|Japanese stiltgrass growing on abandoned railroad tracks along Ashokan Rail Trail|
I was hiking the Ashokan Rail Trail in New York and noticed how the gravel path was frequently lined with masses of the invasive grass Microstegium vimineum
(Japanese Stiltgrass), which crowded out other invasives, as well as the native flora.
This predilection of the species for roadsides and paths is one that I am familiar with, and so once I got home I looked up whether there was any reason for its behavior. My first thought was that roadsides created an environment with higher light levels than the interior of the canopy, but it turns out there are other reasons why such man made strictures aid invasive plants in general
|The characteristic silver midrib of Japanese stiltgrass|
Large scale studies have shown that M. vimineum presence in forests was strongly correlated with the presence and proximity of roads and other man-made paths. The probability of finding this species along the east facing sides of roads was as high as 83% in one study area. In addition, experiments revealed that the natural spread of this species was greatest in patches closer to roads, and that these patches also tended to have higher populations. There was something in the areas around roads and paths that proved advantageous to the proliferation and spread of this invasive species,
|Japanese stiltgrass lining the sides of a hiking path|
One interesting and important finding from studies of M. vimineum
is that the species if left to itself spreads very slowly, with seeds landing only 1 to 2 meters away from the parent plant. This was perplexing because land managers noticed that Japanese stiltgrass can quickly spread throughout an entire forest within a few years, which implied a rate of invasion that was orders of magnitude faster than it should be.
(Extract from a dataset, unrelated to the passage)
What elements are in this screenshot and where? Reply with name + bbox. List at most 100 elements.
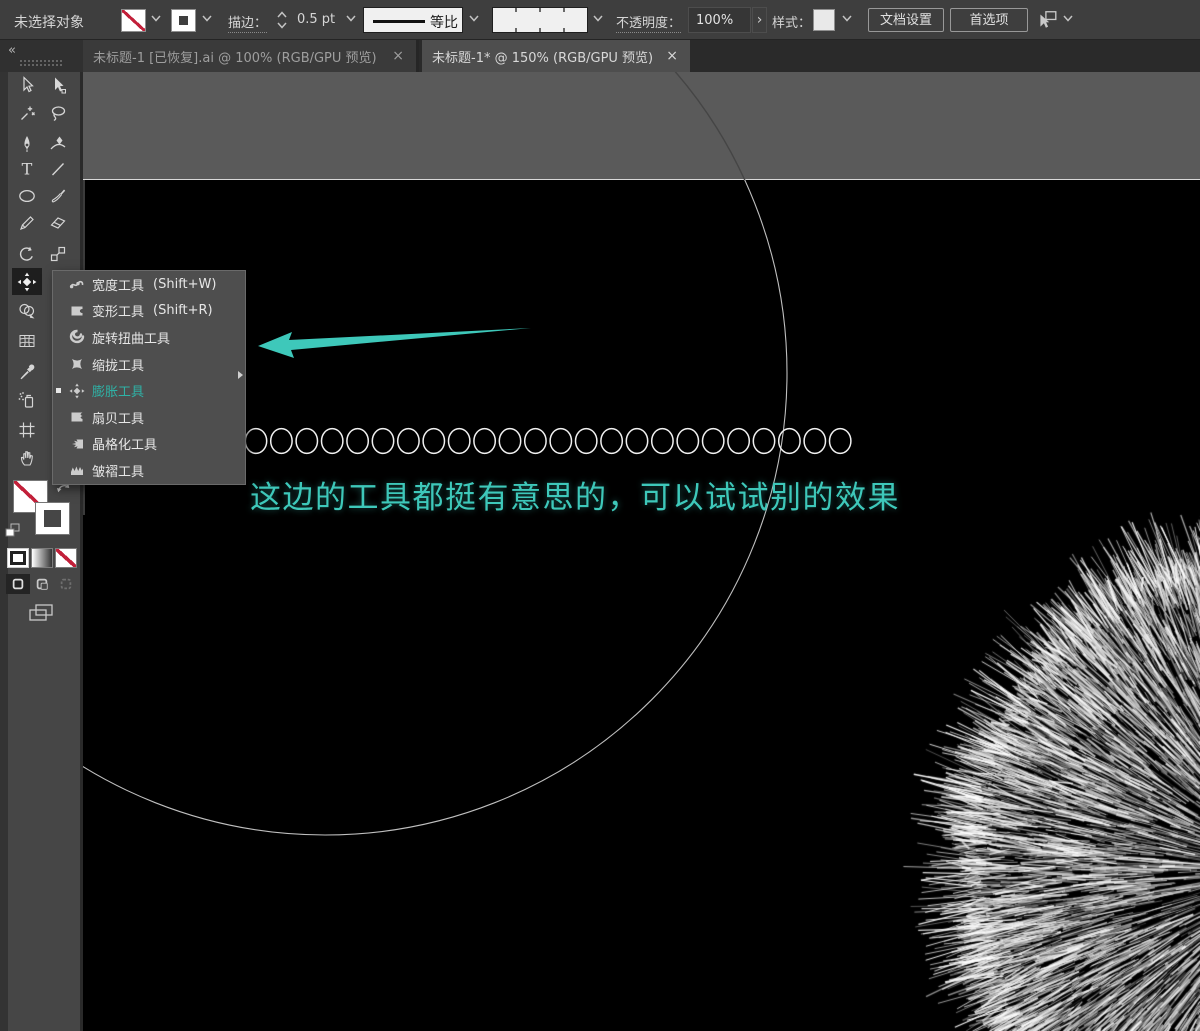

|Japanese stiltgrass expanding from roadside into forest interior|
It turns out that human activity along the forest roads is one of the major causes of the rapid and unnatural spread of stiltgrass in invaded forests, whether it's from hikers picking up seeds as they trudge along hiking paths, or vehicles doing the same along passable roadways.
In addition, the forest roads themselves can create conditions that are environmentally advantageous for this invasive grass. For example, the use of limestone gravel in many unpaved roads can raise the pH of the surrounding soil, which is favored by M. vimineum.
Unfortunately, it is neither possible nor perhaps even desirable to completely remove all human structures from parks and other forested areas in a quest to return the forests to their original pristine condition, But we can at least minimize the negative impact we have on these environments through more studies that delineate the many ways our presence in the natural world affect the denizens of the forests.